I'm trying to model interest rates, and will use the following equation:

$dr = \mu r dt + \sigma r dW$

I'm also being told that interest rates are 40% correlated to S&P returns. How can I include correlation to the S&P into this equation? (It is pretty weird that interest rates are being correlated to S&P returns)

• First, that is a diffusion equation usually used to model equities. Mainly because interest rates are assume to mean revert to some long range target. A better model would be the Vasicek model. Second, what is the function that is dependent on the diffusion? Dec 4, 2011 at 14:40
• What short rate model is this that multiplies $r$ with drift and $r$ with diffusion? What probability measure is this specified under?
– Jase
Dec 7, 2012 at 1:55

The model you assume for the interest rate process is a Geometric Brownian Motion.

As strimp099 highlights in his comments it is mainly used to model equities because you most of the time want your interest rate models to be positive and mean reverting.

A few models have been developed: Vasicek, CIR, HW. You could have a pick in there.

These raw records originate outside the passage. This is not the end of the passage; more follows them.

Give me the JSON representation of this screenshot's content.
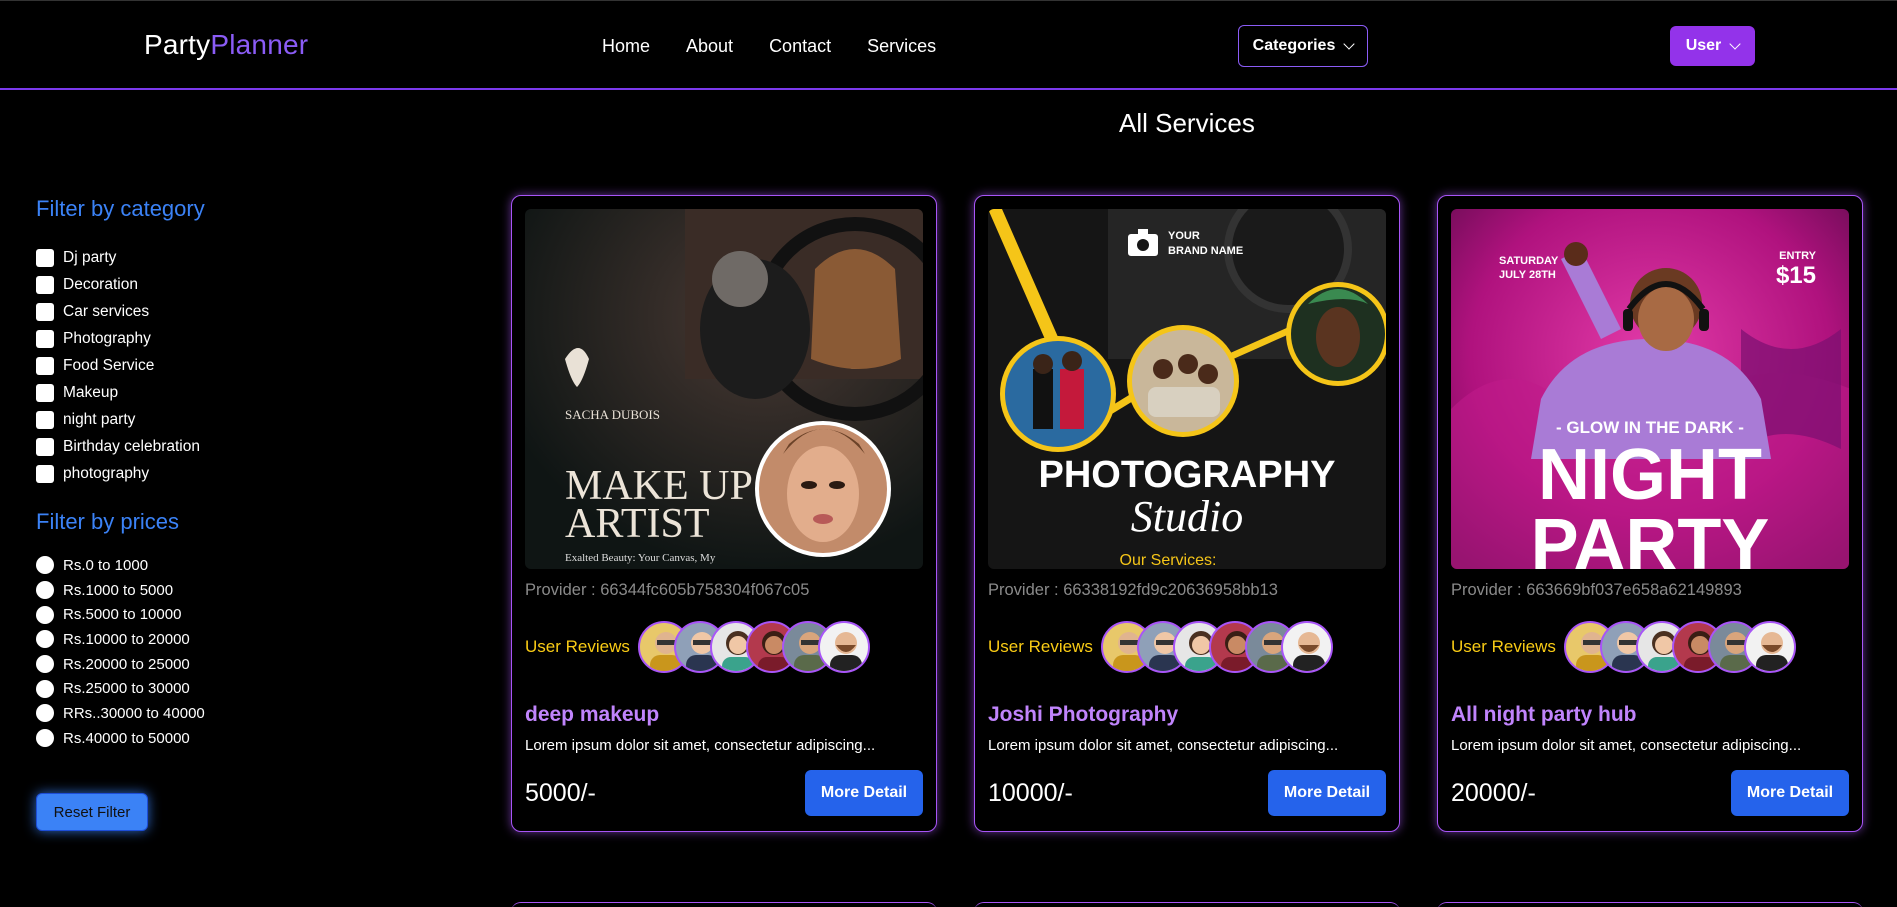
{
  "brand": {
    "part1": "Party",
    "part2": "Planner"
  },
  "nav": {
    "links": [
      "Home",
      "About",
      "Contact",
      "Services"
    ],
    "categories_label": "Categories",
    "user_label": "User"
  },
  "page_title": "All Services",
  "sidebar": {
    "category_heading": "Filter by category",
    "categories": [
      "Dj party",
      "Decoration",
      "Car services",
      "Photography",
      "Food Service",
      "Makeup",
      "night party",
      "Birthday celebration",
      "photography"
    ],
    "price_heading": "Filter by prices",
    "prices": [
      "Rs.0 to 1000",
      "Rs.1000 to 5000",
      "Rs.5000 to 10000",
      "Rs.10000 to 20000",
      "Rs.20000 to 25000",
      "Rs.25000 to 30000",
      "RRs..30000 to 40000",
      "Rs.40000 to 50000"
    ],
    "reset_label": "Reset Filter"
  },
  "cards": [
    {
      "provider": "Provider : 66344fc605b758304f067c05",
      "reviews_label": "User Reviews",
      "title": "deep makeup",
      "description": "Lorem ipsum dolor sit amet, consectetur adipiscing...",
      "price": "5000/-",
      "button": "More Detail",
      "poster": {
        "logo": "SACHA DUBOIS",
        "line1": "MAKE UP",
        "line2": "ARTIST",
        "tagline": "Exalted Beauty: Your Canvas, My"
      }
    },
    {
      "provider": "Provider : 66338192fd9c20636958bb13",
      "reviews_label": "User Reviews",
      "title": "Joshi Photography",
      "description": "Lorem ipsum dolor sit amet, consectetur adipiscing...",
      "price": "10000/-",
      "button": "More Detail",
      "poster": {
        "brand1": "YOUR",
        "brand2": "BRAND NAME",
        "line1": "PHOTOGRAPHY",
        "line2": "Studio",
        "line3": "Our Services:"
      }
    },
    {
      "provider": "Provider : 663669bf037e658a62149893",
      "reviews_label": "User Reviews",
      "title": "All night party hub",
      "description": "Lorem ipsum dolor sit amet, consectetur adipiscing...",
      "price": "20000/-",
      "button": "More Detail",
      "poster": {
        "date1": "SATURDAY",
        "date2": "JULY 28TH",
        "entry1": "ENTRY",
        "entry2": "$15",
        "glow": "- GLOW IN THE DARK -",
        "line1": "NIGHT",
        "line2": "PARTY"
      }
    }
  ],
  "colors": {
    "accent": "#8b5cf6",
    "card_border": "#a855f7",
    "filter_heading": "#3b82f6",
    "button": "#2563eb",
    "reviews": "#facc15",
    "title": "#c084fc"
  }
}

As for the correlation, the idea is to make your process $r_t$ rely on a multi-dimensional Brownian motion, for example 2-dimension, where the first one is specific to the interest rate process and the other one is the brownian motion used in the equities model (representing your S&P 500).

Example:

$$dr_t=a(b-r_t)dt+\sigma(dW^1_t+dW^2_t)$$

with

$$dS_t = \mu S_t dt + \sigma S_t dW^2_t$$

This is how you "induce" correlation; by having the same Brownian motion in the dynamics of the two processes. You could also have $r_t$ occuring somewhere in $dS_t$.

In your question, you discuss about the S&P, but it's really important to understand that including the correlation requires you to define a model for S&P as well, which is the $S_t$ in my example.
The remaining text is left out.